Maybe I should be outraged by Sony's decision not to distribute the movie The Interview, but I am merely saddened by it. I am saddened that a hacking incident with all the hallmarks of a simple case of extortion has been distorted so it looks like a terrorist threat.
Taking a step back: Sony was hacked by one or more people who, according to all the information available, were located in Thailand. They apparently made an extortion attempt against Sony, and Sony ignored it. In response, the hackers acted like script kiddies and started vindictively posting the stolen information.
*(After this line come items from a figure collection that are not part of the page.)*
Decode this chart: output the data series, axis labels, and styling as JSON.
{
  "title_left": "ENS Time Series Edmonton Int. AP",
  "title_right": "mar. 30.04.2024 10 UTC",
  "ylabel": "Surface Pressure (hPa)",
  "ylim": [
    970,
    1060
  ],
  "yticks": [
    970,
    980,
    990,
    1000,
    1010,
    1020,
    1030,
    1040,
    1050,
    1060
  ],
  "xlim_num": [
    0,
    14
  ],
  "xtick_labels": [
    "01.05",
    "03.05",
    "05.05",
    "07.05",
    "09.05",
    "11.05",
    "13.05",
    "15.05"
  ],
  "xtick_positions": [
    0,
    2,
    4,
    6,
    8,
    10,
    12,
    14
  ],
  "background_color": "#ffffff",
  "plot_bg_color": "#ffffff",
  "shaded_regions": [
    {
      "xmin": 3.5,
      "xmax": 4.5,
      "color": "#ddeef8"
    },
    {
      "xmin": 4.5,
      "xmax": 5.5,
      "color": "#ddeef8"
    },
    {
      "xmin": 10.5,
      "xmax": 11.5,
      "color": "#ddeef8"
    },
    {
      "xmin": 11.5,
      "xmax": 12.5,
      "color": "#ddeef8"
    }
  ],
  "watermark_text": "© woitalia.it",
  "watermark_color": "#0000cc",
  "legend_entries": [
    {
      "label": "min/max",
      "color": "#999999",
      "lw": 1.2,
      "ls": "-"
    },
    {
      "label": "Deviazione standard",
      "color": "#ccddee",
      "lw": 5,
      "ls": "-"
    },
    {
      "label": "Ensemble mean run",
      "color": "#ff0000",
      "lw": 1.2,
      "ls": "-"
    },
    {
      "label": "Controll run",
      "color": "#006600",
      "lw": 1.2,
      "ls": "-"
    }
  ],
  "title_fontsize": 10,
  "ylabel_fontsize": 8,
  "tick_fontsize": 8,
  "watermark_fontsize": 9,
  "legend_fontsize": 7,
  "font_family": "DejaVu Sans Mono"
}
Somewhere along the way, the hackers started to focus more on The Interview, a comedy, slated for Christmas release by Sony, in which two journalists wrangle an interview with North Korean dictator Kim Jong Un, and then are recruited by the CIA to assassinate him. Not so coincidentally, this new focus coincided with rising media speculation that North Korea may have been involved in the attack. What was supposed to be the smoking gun that "proved" North Korea's involvement was the revelation that some of the malware used in the attack was apparently sourced from malware used in an attack that was legitimately attributed to North Korea.
As their demands went unmet, the attackers made a somewhat offhand threat, saying that theaters that showed The Interview would be targeted for attack. As fears grew that a specific threat of a 9/11-style attack had been made, some movie theater chains said they would not show the movie. Eventually, when a critical mass of theater owners had said this, Sony announced that it was pulling the movie and would not even make it available through video on demand.
Meanwhile, unnamed U.S. government officials this week told some reporters and politicians this week that North Korea was behind the attacks. This has not been followed up by an official accusation by the U.S., but there are reports that the U.S. government might issue a statement that says the Sony hack was "sanctioned" by the North Korean government. Given that this affair started as an extortion attempt and only gained political overtones when that was convenient, I'm highly skeptical of any claims that North Korea had any significant involvement in the attacks. And I suspect that what "sanctioned" actually means will remain vague. I smell opportunism in those anonymous accusations by U.S. officials; here was a chance to take a somewhat skilled hack attack against a questionably secured company and turn it to advantage by gaining crucial support for improving the U.S.'s cyberwarfare capability.
And if the U.S. does end up accusing North Korea of sanctioning the Sony attack and the subsequent terrorist threats against U.S. citizens, then shouldn't we expect the U.S. to take meaningful action against North Korea?